Perspective
The Importance of Perspective!
What do I mean by perspective? It’s typically defined as a technique of depicting volumes and spatial relationships of objects. Rather I am referring to the state of one’s ideas, facts known and their interrelationship.
I want to shape a broader perspective from which to sense, categorize, measure and codify experience, while broader point of views can help to better navigate one’s way through life, its consequences and meaning.
For example, certain thoughts and ideas can shape perspective:
No man is an island, entire of itself; every man is a piece of the continent, a part of the main.
A passage from John Donne’s poem.
And yet, graveyards are full of indispensable people!
Everyone knows the importance of friendships and it’s chronicled in this famous anonymous quote:
“There are good ships, there are wood ships, there are ships that sail the sea. But the best ships are friendships, and may they always be.”
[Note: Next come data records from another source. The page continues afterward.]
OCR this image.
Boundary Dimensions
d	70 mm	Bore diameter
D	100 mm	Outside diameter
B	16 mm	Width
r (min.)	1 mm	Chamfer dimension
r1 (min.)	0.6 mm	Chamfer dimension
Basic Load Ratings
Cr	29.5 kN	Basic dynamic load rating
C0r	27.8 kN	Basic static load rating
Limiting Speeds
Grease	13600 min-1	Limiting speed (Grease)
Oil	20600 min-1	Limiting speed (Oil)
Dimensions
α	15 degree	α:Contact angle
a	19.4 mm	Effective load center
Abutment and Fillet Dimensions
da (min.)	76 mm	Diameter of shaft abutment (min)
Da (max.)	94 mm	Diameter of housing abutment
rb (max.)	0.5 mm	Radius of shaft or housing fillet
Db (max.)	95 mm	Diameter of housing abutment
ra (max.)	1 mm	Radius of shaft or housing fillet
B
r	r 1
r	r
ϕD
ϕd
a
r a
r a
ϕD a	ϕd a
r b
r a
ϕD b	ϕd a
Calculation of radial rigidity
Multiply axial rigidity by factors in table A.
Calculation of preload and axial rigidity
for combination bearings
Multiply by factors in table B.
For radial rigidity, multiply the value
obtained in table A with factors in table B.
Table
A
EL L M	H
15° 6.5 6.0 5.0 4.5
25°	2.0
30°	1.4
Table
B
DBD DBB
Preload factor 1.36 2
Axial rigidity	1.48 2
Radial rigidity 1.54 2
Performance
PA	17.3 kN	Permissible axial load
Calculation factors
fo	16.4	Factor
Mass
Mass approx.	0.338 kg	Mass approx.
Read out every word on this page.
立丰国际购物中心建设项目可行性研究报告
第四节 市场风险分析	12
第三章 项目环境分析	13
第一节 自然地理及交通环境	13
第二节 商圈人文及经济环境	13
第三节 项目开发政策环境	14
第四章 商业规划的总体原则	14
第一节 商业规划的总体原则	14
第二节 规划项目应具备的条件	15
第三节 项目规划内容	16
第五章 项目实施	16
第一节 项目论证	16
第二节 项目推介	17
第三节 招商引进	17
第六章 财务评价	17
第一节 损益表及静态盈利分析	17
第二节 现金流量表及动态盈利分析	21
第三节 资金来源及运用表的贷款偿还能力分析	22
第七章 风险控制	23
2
And yet, consequential strangers can be as vital to our well-being, growth, and day-to-day existence as family and close friends.
Our choices can have consequences. It’s ironic in Robert Frost’s poem, “The Road Not Taken,” he seems to trivialize the consequence of not taking the other road in his poem’s ending.
“Two roads diverged in a wood, and I— I took the one less traveled by, And that has made all the difference.”
Robert Frost
And yet, Robert Frost made choices that had catastrophic impact on his family. He had this gift and he sacrificed everything including his family to nurture this gift!
Milan Kundera’s book, “The Unbearable Lightness of Being,” offers up an entirely different perspective. Set in Prague in the late 1960s and 1970s. It explores Czech society under the oppression of Soviet invasion and occupation.
It contends that the heavier the burden, the closer our lives come to the earth, the more real and truthful they become.
Conversely, the absence of burden causes man to be lighter than air, to soar into heights, take leave of the earth and his earthly being, and become only half real, his movements as free as they are insignificant. What then shall we choose, weight or lightness?
And yet we have but one life to live and it begs the question can we be that casual about our existence?